Remember ME - You Me and Dementia
October 24, 2007
KOREA: In Their Eighties, They Want To Divorce
SOEUL, Korea (Korea Times), October 23, 2007:
There is an increase in the number of seniors aged 80 and older considering divorce, statistics say. The Korea Family Legal Service Center said that more and more seniors are seeking counseling from the center concerning divorce or other family issues. From September 2006 to last August, the center dealt with 331 counseling cases, of which 4.8 percent were those aged 80 and older. "It's quite unusual," Yang Jung-ja, director of the center, said. ``Before September 2006, we did not have a single counseling case among those in their 80s."
The increase is attributed to an increase in life expectancy and senior citizens still wanting to maintain the patriarchal system, which causes problems for older couples, she said.
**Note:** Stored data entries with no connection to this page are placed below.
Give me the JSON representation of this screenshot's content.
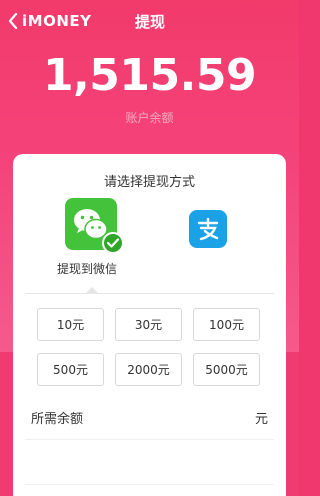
{
  "header": {
    "brand": "iMONEY",
    "title": "提现"
  },
  "balance": {
    "amount": "1,515.59",
    "label": "账户余额"
  },
  "withdraw": {
    "prompt": "请选择提现方式",
    "methods": [
      {
        "label": "提现到微信",
        "icon": "wechat-icon",
        "selected": true
      },
      {
        "label": "",
        "icon": "alipay-icon",
        "selected": false
      }
    ],
    "amount_options": [
      "10元",
      "30元",
      "100元",
      "500元",
      "2000元",
      "5000元"
    ],
    "needed_label": "所需余额",
    "needed_value": "元"
  },
  "colors": {
    "brand_pink": "#f23a6b",
    "wechat_green": "#45c23b",
    "alipay_blue": "#1ba1e6"
  }
}
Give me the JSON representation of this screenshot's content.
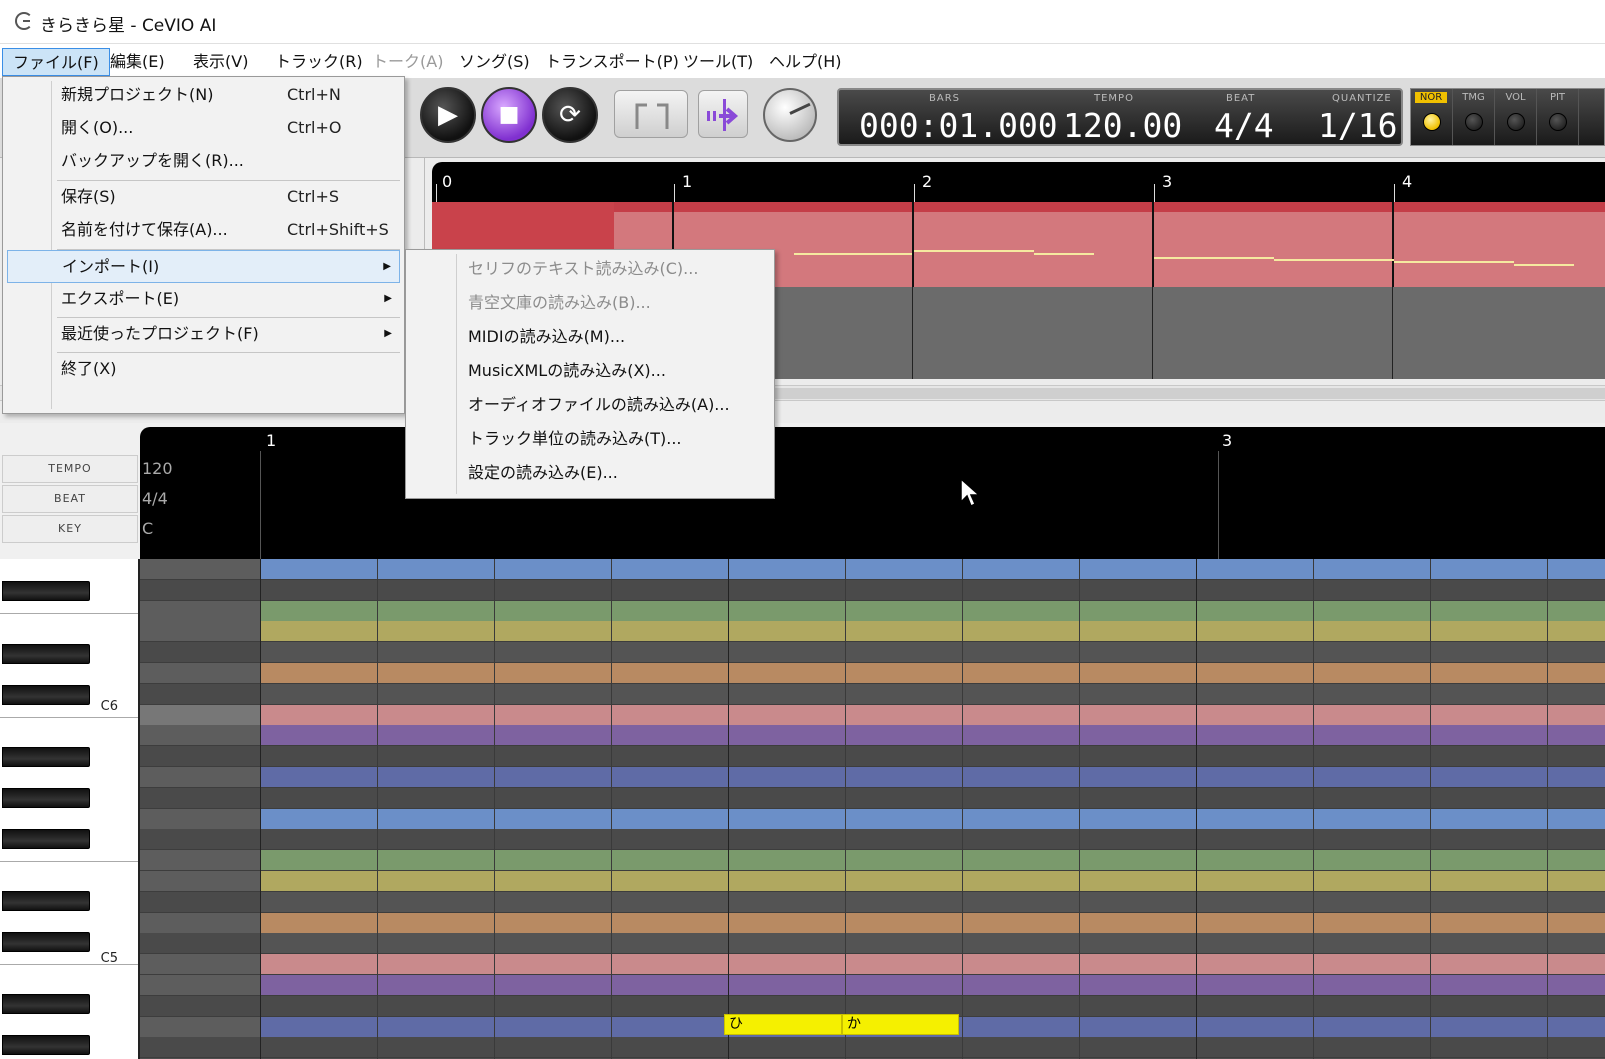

But divorce cases of senior citizens have not yet been reported, she said.
There was also an increase in the number of those seeking help from the center in their 60s and 70s, which made up 7.8 percent and 3 percent of the center's counseling cases, respectively.
Of the many reasons for divorce, husbands who were poorly treated by their parents-in-law, accounted for 16.4 percent. According to the center, over the past two years this has become one of the major reasons that husbands are seeking divorce.
"Interestingly enough, the role of the wife's parents has become more important in marriage as more and more women are becoming financially independent, and consequently, women's parents are demanding more from their sons-in-law just like the husband's parents have done in the past," Yang said.